Stöckchen oder One hundred papercranes 1/3


„Ein Blogstöckchen (kurz: Stöckchen) ist eine Aktion mit dem Ziel Blogs und Blogger besser miteinander zu vernetzen, und dabei ein bestimmtes Thema gemeinsam zu bearbeiten“

Ja, die Sache mit den Stöckchen… Ich blogge ja noch nicht allzu lang, hab aber inzwischen begriffen, dass sich (bezogen auf die Stöckchen) die große Bloggerwelt in 2 Lager aufteilt:

– einmal die, die mitmachen weil sie Spaß dran haben oder aber einfach Aufmerksamkeit für sich und ihren Blog suchen.

– und dann die, die nicht mitmachen weil sie entweder schon genug Leser haben oder aber ihren Blog als große „Künstlerplattform“ ansehen, auf der solche Stöckchen nichts, aber auch gar nichts zu suchen haben.

An dieser Stelle möchte ich kurz klarstellen: Ich verurteile keine der genannten Ansichten. Ich hab auch jede der Ansichten mit Sicherheit irgendwie verinnerlicht.

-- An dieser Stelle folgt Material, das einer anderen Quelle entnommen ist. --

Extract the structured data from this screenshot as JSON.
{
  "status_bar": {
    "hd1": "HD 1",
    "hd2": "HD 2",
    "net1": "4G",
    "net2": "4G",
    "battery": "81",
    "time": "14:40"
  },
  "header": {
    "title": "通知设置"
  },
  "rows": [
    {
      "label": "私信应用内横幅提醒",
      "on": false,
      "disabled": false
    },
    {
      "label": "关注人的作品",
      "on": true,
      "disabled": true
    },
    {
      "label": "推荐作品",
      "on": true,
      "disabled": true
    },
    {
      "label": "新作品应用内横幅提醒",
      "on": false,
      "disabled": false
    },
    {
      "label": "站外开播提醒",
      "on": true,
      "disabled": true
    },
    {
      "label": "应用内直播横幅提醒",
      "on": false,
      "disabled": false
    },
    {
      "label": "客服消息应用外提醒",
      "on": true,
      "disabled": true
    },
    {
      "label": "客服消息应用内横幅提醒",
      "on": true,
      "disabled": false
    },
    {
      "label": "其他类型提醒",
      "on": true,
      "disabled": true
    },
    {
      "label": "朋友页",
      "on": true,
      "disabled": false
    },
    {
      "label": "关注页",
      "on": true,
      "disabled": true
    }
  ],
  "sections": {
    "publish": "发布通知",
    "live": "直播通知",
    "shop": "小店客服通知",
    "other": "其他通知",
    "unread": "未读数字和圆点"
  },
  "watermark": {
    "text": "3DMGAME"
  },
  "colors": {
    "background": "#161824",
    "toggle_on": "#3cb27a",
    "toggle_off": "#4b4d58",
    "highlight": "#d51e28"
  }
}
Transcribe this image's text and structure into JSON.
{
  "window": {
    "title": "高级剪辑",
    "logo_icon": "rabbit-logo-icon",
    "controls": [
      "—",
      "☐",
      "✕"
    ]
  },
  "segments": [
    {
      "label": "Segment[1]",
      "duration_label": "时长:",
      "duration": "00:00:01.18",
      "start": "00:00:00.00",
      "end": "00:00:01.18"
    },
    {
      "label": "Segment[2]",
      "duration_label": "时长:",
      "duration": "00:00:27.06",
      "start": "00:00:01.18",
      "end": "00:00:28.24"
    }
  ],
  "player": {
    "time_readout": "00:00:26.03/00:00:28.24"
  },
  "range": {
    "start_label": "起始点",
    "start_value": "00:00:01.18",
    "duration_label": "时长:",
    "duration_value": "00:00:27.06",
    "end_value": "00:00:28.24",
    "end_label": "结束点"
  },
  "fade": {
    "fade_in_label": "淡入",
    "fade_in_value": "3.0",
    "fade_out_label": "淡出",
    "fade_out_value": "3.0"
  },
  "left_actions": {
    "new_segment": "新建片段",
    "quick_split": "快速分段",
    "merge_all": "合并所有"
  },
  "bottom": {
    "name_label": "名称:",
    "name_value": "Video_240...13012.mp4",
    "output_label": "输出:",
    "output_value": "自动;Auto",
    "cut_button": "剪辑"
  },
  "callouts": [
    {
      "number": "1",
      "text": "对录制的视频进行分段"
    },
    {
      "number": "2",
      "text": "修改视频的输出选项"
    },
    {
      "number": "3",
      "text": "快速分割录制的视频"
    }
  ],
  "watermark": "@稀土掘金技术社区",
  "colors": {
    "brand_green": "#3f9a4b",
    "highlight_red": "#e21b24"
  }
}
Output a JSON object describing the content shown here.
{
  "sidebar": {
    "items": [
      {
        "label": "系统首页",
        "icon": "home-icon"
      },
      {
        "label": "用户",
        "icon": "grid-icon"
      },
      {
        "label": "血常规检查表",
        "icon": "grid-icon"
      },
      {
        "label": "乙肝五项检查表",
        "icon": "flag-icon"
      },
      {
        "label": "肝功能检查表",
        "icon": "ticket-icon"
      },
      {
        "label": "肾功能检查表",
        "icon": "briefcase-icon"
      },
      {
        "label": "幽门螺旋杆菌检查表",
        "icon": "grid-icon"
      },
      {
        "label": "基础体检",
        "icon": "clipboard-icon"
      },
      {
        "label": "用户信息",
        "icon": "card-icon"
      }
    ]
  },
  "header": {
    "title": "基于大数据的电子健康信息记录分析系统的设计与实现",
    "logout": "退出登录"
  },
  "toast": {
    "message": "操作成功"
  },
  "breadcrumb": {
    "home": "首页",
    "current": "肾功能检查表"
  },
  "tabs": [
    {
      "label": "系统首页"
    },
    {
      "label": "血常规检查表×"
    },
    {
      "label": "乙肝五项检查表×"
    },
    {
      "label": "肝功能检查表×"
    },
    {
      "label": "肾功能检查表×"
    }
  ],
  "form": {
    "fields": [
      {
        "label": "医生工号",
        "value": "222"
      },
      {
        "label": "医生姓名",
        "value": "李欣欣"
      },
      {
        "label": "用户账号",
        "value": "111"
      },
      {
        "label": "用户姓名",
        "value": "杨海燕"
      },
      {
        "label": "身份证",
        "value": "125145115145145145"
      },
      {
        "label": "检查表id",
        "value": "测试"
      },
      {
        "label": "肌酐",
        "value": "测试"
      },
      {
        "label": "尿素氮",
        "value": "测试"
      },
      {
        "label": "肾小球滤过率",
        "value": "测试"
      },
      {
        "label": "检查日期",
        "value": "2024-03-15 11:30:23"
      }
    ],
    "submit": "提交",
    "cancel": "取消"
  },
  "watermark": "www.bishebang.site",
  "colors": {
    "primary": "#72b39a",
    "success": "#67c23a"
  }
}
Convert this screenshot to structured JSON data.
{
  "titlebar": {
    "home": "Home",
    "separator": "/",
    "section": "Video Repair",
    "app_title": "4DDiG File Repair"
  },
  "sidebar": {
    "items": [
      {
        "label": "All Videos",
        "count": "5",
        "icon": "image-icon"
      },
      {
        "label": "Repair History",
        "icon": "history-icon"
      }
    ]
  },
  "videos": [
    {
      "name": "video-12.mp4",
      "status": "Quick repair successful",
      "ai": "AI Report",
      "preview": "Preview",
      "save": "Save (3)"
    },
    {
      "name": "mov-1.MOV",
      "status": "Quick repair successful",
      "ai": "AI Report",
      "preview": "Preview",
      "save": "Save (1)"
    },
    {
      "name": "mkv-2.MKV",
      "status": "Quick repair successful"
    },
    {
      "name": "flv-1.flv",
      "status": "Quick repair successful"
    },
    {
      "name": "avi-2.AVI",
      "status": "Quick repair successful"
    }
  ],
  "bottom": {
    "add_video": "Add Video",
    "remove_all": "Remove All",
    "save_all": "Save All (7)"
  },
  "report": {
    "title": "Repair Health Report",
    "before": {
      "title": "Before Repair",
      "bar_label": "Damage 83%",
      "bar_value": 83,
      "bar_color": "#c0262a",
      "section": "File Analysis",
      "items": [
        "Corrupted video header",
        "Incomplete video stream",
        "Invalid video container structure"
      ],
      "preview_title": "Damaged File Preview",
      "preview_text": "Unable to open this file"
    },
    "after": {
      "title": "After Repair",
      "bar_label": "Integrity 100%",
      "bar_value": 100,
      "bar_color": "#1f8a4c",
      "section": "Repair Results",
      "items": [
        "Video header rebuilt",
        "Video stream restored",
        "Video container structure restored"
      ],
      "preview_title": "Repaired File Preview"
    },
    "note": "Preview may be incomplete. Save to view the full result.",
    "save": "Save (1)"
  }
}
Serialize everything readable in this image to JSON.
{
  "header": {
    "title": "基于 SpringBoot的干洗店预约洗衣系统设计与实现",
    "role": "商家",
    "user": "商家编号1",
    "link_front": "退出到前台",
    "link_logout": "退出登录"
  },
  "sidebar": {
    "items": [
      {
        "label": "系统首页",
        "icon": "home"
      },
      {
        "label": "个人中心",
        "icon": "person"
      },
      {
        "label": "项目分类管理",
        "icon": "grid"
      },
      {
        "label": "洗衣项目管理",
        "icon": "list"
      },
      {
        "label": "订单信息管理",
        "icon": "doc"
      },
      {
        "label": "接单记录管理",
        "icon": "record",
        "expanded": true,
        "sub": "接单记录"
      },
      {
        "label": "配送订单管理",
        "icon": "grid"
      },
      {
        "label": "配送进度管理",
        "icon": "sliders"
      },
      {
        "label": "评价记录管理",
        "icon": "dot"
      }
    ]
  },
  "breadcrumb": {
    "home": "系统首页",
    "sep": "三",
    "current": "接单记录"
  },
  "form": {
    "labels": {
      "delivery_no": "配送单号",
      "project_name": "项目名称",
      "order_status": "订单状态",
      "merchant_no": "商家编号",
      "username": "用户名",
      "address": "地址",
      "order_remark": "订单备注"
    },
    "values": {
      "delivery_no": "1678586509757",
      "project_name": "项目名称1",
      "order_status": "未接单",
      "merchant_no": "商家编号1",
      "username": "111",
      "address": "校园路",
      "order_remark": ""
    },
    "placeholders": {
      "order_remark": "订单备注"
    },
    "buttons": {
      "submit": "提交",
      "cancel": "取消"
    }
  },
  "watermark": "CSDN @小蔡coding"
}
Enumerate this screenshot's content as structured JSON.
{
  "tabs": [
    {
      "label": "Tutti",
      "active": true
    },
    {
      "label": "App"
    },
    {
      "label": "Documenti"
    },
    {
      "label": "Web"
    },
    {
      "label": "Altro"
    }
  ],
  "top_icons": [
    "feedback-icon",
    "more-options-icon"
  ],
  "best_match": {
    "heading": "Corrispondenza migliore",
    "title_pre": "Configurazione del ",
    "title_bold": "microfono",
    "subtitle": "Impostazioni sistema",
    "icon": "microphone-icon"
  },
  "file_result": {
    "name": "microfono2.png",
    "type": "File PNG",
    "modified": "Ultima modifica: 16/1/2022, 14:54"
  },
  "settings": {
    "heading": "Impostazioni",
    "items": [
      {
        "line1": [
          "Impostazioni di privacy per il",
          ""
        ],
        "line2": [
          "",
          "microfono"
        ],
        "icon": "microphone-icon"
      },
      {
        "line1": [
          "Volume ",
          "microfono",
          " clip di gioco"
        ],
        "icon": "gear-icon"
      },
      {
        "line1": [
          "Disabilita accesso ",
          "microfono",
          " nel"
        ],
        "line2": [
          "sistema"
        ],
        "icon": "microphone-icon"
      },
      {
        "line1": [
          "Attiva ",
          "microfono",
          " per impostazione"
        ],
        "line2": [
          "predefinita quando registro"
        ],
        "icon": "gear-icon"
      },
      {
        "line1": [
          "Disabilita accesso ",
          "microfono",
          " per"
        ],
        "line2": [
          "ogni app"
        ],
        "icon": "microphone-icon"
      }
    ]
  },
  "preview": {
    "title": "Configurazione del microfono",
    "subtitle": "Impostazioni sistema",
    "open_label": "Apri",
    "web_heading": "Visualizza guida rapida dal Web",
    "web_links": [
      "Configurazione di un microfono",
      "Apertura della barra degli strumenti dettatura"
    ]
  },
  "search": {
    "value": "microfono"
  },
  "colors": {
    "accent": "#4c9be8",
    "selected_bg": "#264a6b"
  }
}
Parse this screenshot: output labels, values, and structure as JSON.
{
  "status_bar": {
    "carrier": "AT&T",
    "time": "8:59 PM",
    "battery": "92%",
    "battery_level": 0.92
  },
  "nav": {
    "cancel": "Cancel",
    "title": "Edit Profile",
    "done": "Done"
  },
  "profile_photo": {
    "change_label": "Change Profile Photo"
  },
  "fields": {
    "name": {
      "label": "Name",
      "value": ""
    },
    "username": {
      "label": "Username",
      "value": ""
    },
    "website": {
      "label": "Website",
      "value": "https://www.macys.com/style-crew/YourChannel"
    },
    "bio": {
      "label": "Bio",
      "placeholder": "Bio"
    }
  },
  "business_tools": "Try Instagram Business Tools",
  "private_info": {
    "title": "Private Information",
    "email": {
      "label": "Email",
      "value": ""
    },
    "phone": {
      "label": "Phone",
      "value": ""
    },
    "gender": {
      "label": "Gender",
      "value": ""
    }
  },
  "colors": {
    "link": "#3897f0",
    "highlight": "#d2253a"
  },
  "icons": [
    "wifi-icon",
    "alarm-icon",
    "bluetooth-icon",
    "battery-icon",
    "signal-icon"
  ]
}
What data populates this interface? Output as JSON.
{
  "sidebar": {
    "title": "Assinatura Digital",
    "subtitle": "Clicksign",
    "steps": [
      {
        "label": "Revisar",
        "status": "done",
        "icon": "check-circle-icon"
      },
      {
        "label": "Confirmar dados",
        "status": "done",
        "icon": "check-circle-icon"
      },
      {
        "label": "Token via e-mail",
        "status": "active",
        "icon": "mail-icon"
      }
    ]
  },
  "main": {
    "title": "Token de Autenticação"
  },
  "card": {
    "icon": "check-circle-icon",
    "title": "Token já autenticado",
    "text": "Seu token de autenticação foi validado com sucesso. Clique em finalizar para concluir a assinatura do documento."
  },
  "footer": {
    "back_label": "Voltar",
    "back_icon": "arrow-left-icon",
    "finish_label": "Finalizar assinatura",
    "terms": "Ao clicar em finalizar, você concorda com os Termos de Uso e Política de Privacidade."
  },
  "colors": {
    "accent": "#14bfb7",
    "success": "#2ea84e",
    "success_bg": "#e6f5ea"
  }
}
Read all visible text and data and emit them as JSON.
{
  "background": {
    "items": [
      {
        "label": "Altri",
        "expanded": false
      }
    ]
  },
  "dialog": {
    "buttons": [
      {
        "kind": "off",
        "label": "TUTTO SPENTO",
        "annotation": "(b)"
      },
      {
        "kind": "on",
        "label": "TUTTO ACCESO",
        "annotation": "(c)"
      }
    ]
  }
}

Das hält mich alles aber nicht im geringsten davon ab, meinen Blog immer mal wieder mit Blogvorstellungen zu füllen. Inzwischen gab es 3 ausführliche Beiträge dazu (Paleica, Jana Götze und Taytom). Ich mach das nicht einfach so und auch nicht um eine Gegenvorstellung zu erhaschen. Es geht mir einzig und allein darum, die Kunst und die Arbeit der „auserwählten“ zu würdigen. Auf meine Art und Weise.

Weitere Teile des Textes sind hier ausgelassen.